Adam Smith laissez faire theory

July 20, 2015
Laissez-faire 1920s

You only have to turn over a British twenty pound note, to see arguably one of the most influential philosophers of all times, Adam Smith. Smith formulated one of the most crucial social sciences in understanding human interactions – economics – in his renowned book ‘The Wealth of Nations’. The book is considered his magnum opus and earned Smith a massive contemporary reputation as well as a legacy as ‘the father of modern economics’, and has often been labelled the first advocate of laissez-faire capitalism. His association with laissez-faire economics is so strongly believed that a British think tank that espouses laissez-faire views is named after him – The Adam Smith Institute. However, Smith’s reputation as an advocate of laissez-faire capitalism has caused debate over whether this is an overstated misreading of his philosophy. The purpose of this article is to look at how persuasive the view that Smith was not a laissez-faire advocate is.

Firstly, it would be helpful to define the term laissez-faire economics before we can assess whether or not Smith was an advocate of such a system. Laissez-faire economics is an economic system in which there is a competitive market economy where prices are determined by supply and demand.
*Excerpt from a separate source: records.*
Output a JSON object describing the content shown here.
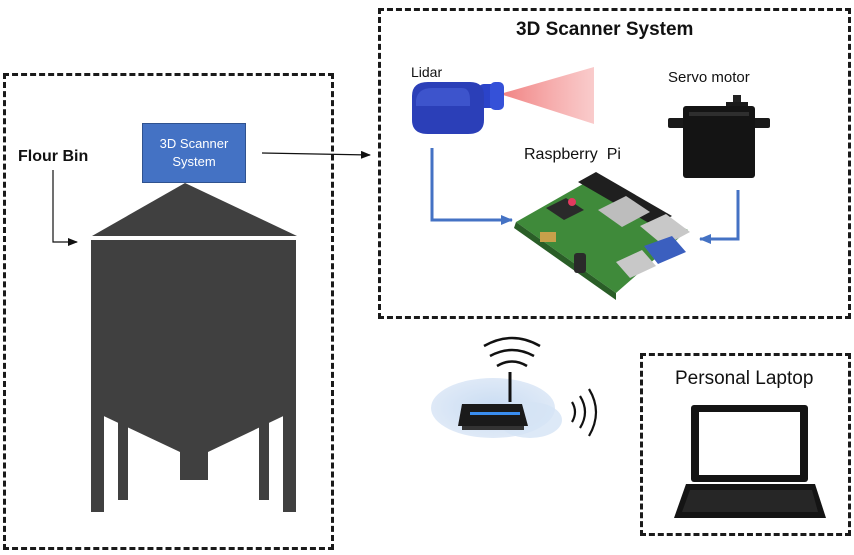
{
  "flour_bin": {
    "label": "Flour Bin"
  },
  "scanner_block": {
    "label": "3D Scanner System"
  },
  "scanner_system": {
    "title": "3D Scanner System",
    "lidar_label": "Lidar",
    "servo_label": "Servo motor",
    "pi_label": "Raspberry  Pi"
  },
  "laptop": {
    "label": "Personal Laptop"
  },
  "colors": {
    "bin": "#404040",
    "accent_blue": "#4472c4",
    "lidar_blue": "#2b3fb8",
    "laser": "#f28b8b",
    "pi_green": "#3f8a3a"
  }
}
The economy is ‘free of any government intervention’ in the strictest sense – government’s sole duty is to protect property rights. The market therefore is left to work off the principle of market forces to self-regulate, which is, undeniably, a Smithian idea. Laissez-Faire Economics

Smith saw the idea of self-regulating markets as working through an invisible hand. For Smith, the invisible hand was a metaphor to describe the free-market as a social mechanism that channelled ambition towards meeting the needs of society, even if the ambitious had no benevolent intentions. However, it is important to note that he only used the term three times in his writings. Many economists have jumped on the bandwagon in over emphasizing Smith’s belief in the invisible hand and argue, incorrectly, this was the main idea within ‘The Wealth of Nations’- it was not. The central purpose of ‘The Wealth of Nations’ was to criticise mercantilism and to argue that a nation’s wealth should be judged not by its store of bullion but by the total production of specialised commerce. It would appear that the idea Smith’s invisible hand is grounded in support of such a laissez-faire economy – a term never actually used by Smith – has been overstated.

Most free-market economists will fight strongly against any sort of taxation, especially a progressive taxation which they often dismiss as at best ‘interventionist’, at worst ‘socialist’. It is therefore interesting to note of Smith’s support for citizens paying taxation: “The subjects of every state ought to contribute towards the support of the government.”
Smith even proudly boasted that: “Every tax, however, is, to the person who pays it, a badge, not of slavery, but of liberty.” Which is rather odd for a man often labelled as the ‘father of the free-market’, when most modern free-market thinkers believe taxation to be a form of state violence and outright theft.

Some free-market advocates may compromise at a flat rate of taxation yet, in two places in the ‘Wealth of Nation’s Smith vigorously defends a progressive system of income taxation:

“[taxation should be contributed] in proportion to the revenue which they respectively enjoy under the protection of the state.”

“The rich should contribute to the public expense, not only in proportion to their revenue, but something more than in that proportion.”

Specifically naming taxes that he thought should be required by the state further supports the idea that Smith saw some intrinsic economic benefit of taxation; amongst his listed taxes were a luxury goods taxes and tax on rent. He believed that tax laws should be as transparent as possible and that each individual should pay a “certain amount, and not arbitrary”.

As a free-marketeer, we would assume Smith would be totally opposed to any sort of government intervention. Granted, Smith viewed government intervention in the market with great scepticism, yet he was prepared to accept intervention in the specific cases where he judged intervention would be most beneficial and not undermine the otherwise free operation of the system. Additionally, Smith even outlined the proper expenses of the government including:

  • Enforce contracts and provide justice system
  • Grant patents and copyrights
  • Provide public goods
  • Provide national defence
  • Regulate banking

Smith, however, went as far as to favour direct state provision of certain services. He argued it was the role of the government to provide goods: “of such a nature that the profit could never repay the expense to any individual”, leading Smith to support public education and religious institutions as they providing general benefit to the society beyond the reach of the market.
Perhaps yet more damaging to Smith’s free-market reputation is his belief that a government monopoly should subsidise newly formed industry. That said, he did fear that as new businesses grew they would be unwilling to surrender the government help that was, ultimately, anti-competitive and against his idea of a market economy.